Sobre a luta da Ocupação Nelson Mandela e o debate sobre a política pública habitacional (em Campinas)

Algumas reflexões “a quente” e a necessidade de mediações táticas, para nossos objetivos estratégicos

Por Alexandre Mandl*

Atuo diretamente junto ao movimento sociais de luta por moradia, sendo um dos advogados das famílias da Ocupação Nelson Mandela. Acompanho 14 áreas em algum conflito fundiário e a luta por moradia em Campinas.

Diante de tudo que foi falado nas últimas duas semanas, vale rápidas reflexões “a quente”, ou seja, no calor dos acontecimentos.

Tenho pensado muito, e avaliando aqui que a questão central é para além do Mandela. Lutar e cobrar política pública habitacional, moradia para famílias de baixa renda, etc.; e é fato que a Prefeitura não tem. Tem que cobrar mesmo. Os últimos anos e gestões da Prefeitura não realizaram política pública habitacional em si. É fato.

Agora, no caso do Mandela, a partir de todas as informações, também tem o que criticar, mas não como estava sendo feito. Sem ouvir as famílias e com inverdades. Tem que entender o movimento como um todo e cobrar próximos passos. A lógica da velocidade da informação e objetivos mais de lacrar do que compreender e propor, avançar na luta, foi tudo muito pesado. Penso que daqui para a frente será duas grandes frentes.

Uma é da Prefeitura, Juiz e as famílias. Evidente com toda a pressão da “sociedade civil/imprensa”. Seguiremos, como já vínhamos fazendo, apesar de não ser “divulgado” como hoje, há muita luta há 7 anos. Seguiremos, talvez com mais força, se toda a indignação expressa em geral, se concretize em apoio real, em especial com desdobramentos para ampliação da obra, garantindo a residência de 45m2 a 60m2 que discutimos no início desse ano.

Outra é a briga mais geral por política pública habitacional e moradia popular, permeado, evidentemente, pela preparação da disputa eleitoral, que, sem ingenuidades, está colocada e se expressou nas narrativas do caso Mandela. Isso é mais amplo e as famílias do Mandela possuem limitada atuação nesse aspecto mais amplo. Vejamos concretamente, a partir do Mandela. O maior resultado de “política pública habitacional” não é uma “programa habitacional”, mas um caso isolado, e que foi CONQUISTADO pelas famílias, em etapas parciais e acabou gerando tudo isso. O que dizer do resto das famílias e de tantas outras lutas que estão ocorrendo? O que dizer de situações em que famílias estão sendo notificadas a sair de suas casas? Enfim, pautas legítimas de luta existem e seguimos organizando as famílias, juntando movimentos sociais, trocando relatos e experiências, impulsionando a campanha Despejo Zero na cidade, mediando conflitos e chamando atenção das instituições públicas, demandando parlamentares, Ministério Público e Defensoria Pública.

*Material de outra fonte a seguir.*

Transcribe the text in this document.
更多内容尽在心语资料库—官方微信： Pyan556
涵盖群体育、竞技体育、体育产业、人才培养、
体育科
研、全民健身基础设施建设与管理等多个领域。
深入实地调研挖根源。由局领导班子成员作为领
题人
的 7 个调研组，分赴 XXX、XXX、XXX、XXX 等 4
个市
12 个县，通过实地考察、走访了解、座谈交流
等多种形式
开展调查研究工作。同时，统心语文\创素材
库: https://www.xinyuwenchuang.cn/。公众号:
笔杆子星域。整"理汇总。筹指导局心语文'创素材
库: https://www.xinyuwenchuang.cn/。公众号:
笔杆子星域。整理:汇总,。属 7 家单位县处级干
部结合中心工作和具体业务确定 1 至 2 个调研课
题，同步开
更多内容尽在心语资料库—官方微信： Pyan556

Entretanto, quanto ao Mandela, não podemos fugir aos fatos concretos/objetivos, e isso, não para defender a Prefeitura, mas para mostrar o tamanho da conquista feita.

Prefeitura poderia ser explícita no que fez, mas não age assim também porque é uma prefeitura conservadora, e não quer que “a moda pegue” e “porque fez com Mandela e não com outras”, etc. Agora se preocupa em garantir a construção da residência completa sob pena de ser acusada que recuou, foi pautada, etc. Sendo que deveria mostrar que, desde o início, já assim faria, vendo somente com Juiz o prazo para cada etapa.

Veja, evidente que 15m2 é uma política pública habitacional indefensável. Mas não é isso. Não é uma política pública, vez que não institucionalizada. E não são 15m2. São casas de 45m2 a 60m2, como explicamos desde o início, sendo que a entrega de embrião sanitário foi o possível num prazo de 4 meses, prorrogado depois por mais 2, que o Juiz autorizou. Talvez uma boa pergunta é por que a Juiz não deu prazo maior? Por que não poderia esperar a mudança da casa completa? Vejamos que nem o embrião teria. As famílias mudariam só com o lote garantido, e construiriam barracos de madeira.

Por isso, compreendemos como um avanço ter o embrião sanitário num bairro com TODA infraestrutura, que hoje não possui. Defendemos, assim, a “solução Mandela”, não com o embrião, em si, mas, como falamos: conquistamos o uso social de uma propriedade pública, depois de anos denunciando que não havia qualquer função social da propriedade particular atualmente ocupada, como a referida área adjacente, que é pública. Mostramos a necessidade de ter toda a infraestrutura, e compramos uma boa briga com a Prefeitura. Vencemos. Conseguimos a infraestrutura, com água, luz, saneamento, asfalto, etc., em tempo recorde. Isso é condição para moradia digna.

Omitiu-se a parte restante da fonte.